Cynthia betrat das Arbeitszimmer ihres Bruders. Auf den ersten Blick wirkte alles ordentlich und sauber, doch der Schreibtisch quoll über mit Papieren, die fast herunterzurutschen drohten.
"Was führt dich zu mir?" fragte Alistair, nachdem Cynthia Platz genommen hatte.
"Bruder, dieser Heiratsantrag. Warum höre ich erst jetzt davon?"
"Bist du verärgert, dass ich es dir nicht gesagt habe?"
Cynthia schnaubte.
"Sollte ich das denn nicht sein?"
Der König lachte, was Cynthia verwirrte.
"Warum lachst du?"
"Meine liebe kleine Schwester, du musst nicht auf erwachsen machen."

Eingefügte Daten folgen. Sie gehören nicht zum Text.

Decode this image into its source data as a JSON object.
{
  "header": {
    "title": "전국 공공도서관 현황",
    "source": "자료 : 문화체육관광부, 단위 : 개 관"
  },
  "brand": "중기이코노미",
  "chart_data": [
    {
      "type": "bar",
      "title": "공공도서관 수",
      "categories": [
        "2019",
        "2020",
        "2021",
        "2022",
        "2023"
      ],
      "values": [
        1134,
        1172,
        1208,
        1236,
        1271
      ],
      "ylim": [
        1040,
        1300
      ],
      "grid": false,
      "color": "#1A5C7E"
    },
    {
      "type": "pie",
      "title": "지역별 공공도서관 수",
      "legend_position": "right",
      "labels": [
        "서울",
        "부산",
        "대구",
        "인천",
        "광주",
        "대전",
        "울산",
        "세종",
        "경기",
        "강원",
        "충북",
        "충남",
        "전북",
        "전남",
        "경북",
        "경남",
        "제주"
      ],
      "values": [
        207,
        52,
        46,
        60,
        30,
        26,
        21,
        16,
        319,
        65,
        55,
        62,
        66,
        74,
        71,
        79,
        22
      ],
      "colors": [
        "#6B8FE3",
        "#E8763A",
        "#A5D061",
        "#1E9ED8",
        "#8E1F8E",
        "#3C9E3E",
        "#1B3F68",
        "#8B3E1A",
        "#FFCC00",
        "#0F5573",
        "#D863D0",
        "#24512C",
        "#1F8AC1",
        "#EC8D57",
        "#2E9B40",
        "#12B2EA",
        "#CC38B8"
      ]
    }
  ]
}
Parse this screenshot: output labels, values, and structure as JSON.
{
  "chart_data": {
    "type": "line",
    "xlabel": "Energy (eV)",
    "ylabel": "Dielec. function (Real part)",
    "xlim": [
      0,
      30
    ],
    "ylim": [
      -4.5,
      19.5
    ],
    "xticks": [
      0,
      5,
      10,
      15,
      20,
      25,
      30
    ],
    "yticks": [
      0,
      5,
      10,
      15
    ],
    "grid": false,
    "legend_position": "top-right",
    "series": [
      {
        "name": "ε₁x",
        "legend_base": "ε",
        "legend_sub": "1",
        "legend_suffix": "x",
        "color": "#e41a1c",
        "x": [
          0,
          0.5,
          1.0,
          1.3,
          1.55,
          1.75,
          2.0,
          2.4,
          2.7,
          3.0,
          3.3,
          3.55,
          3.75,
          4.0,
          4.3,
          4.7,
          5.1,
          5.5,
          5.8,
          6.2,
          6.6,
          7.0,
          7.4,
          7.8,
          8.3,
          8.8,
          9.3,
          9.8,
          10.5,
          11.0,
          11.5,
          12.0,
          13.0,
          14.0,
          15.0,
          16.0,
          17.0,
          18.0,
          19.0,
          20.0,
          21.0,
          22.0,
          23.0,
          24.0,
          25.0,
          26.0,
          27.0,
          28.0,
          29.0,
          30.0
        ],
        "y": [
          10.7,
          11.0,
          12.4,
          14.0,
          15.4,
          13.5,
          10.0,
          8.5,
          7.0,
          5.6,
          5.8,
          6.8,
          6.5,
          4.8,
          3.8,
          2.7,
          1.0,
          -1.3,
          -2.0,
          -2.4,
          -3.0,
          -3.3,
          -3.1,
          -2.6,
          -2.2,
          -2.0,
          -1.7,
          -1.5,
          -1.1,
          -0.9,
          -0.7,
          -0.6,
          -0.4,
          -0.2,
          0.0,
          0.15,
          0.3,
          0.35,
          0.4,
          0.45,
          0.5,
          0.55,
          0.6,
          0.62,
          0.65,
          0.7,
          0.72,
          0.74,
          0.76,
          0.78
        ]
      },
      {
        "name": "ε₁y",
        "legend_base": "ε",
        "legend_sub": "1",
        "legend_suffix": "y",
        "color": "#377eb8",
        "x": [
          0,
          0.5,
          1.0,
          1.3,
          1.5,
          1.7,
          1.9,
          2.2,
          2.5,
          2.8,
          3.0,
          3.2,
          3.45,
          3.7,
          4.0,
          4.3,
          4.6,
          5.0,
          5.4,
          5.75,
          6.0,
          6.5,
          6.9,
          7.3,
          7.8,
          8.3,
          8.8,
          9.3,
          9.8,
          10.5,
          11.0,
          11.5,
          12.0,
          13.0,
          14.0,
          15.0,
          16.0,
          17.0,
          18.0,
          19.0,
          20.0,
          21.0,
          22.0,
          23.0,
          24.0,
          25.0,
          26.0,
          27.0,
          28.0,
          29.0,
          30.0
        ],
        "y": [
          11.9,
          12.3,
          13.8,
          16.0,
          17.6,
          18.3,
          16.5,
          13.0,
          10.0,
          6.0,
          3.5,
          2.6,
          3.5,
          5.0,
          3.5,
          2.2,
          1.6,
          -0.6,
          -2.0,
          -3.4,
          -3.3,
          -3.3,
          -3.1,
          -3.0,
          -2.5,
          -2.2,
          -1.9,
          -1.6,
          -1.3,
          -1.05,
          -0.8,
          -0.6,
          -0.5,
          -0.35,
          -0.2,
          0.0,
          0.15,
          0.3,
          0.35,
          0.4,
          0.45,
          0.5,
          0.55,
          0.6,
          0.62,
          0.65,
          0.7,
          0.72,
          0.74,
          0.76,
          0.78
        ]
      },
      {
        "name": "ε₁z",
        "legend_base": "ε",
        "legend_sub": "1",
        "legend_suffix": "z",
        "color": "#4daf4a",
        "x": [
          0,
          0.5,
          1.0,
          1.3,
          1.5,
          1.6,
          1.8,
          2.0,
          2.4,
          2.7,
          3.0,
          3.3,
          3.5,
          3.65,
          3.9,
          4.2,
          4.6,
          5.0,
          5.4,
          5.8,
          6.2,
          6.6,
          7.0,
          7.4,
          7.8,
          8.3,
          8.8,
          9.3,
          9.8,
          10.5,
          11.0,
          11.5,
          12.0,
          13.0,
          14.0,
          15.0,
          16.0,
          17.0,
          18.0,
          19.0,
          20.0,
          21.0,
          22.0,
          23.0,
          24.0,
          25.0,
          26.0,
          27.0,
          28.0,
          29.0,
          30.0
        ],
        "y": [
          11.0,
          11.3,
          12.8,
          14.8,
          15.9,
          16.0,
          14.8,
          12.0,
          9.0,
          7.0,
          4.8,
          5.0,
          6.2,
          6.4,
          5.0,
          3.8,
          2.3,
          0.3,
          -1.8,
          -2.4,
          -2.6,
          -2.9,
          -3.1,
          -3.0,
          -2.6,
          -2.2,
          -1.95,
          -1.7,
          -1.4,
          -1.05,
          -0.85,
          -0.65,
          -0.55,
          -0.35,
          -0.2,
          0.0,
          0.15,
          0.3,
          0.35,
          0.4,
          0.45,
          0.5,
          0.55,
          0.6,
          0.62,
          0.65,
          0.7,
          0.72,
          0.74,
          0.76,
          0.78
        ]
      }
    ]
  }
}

Cynthia rollte mit den Augen.
"Bruder, ich bin schon zwanzig. Ich bin nicht mehr klein", sagte sie mit Nachdruck.
"Und ich bin dreißig. Du wirst immer mein kleines Mädchen bleiben, Prinzessin Cynthia," sagte Alistair und schob seine Brille zurück, die auf seine Nasenspitze gerutscht war. "Aber... du musst nicht heiraten, wenn du nicht willst. Ich werde mit dem König reden und dafür sorgen, dass der Friedensvertrag auch ohne Heiratsbündnis zustande kommt."
Es wurde still im Raum. Cynthia reagierte einen Moment lang nicht und dann entwich ihr ein leises Lachen.
Alistair runzelte die Stirn, verwundert über die Reaktion seiner Schwester.
"Warum lachst du?"
"Ich habe nicht abgelehnt."
Alistair starrte seine Schwester fassungslos an. Auf ihrem Gesicht lag nicht der Ausdruck einer jungen Frau, die vor einer Ehe Angst hatte oder ihr entfliehen wollte, sondern vielmehr der entschlossene Blick einer Person, die bereit war, den Antrag zu akzeptieren.
"Aber es ist das verfeindete Königreich! Ich kann nicht zulassen, dass du allein dorthin gehst ..." Alistairs Herz schmerzte bei dem Gedanken, seine Schwester auf das Gebiet des Feindes zu schicken, um den Frieden zu sichern und den Krieg zu beenden.
"Zu viele Menschen sind gestorben," sagte Cynthia leise, kaum hörbar. "Zu viele," wiederholte sie, um ihren Punkt zu unterstreichen.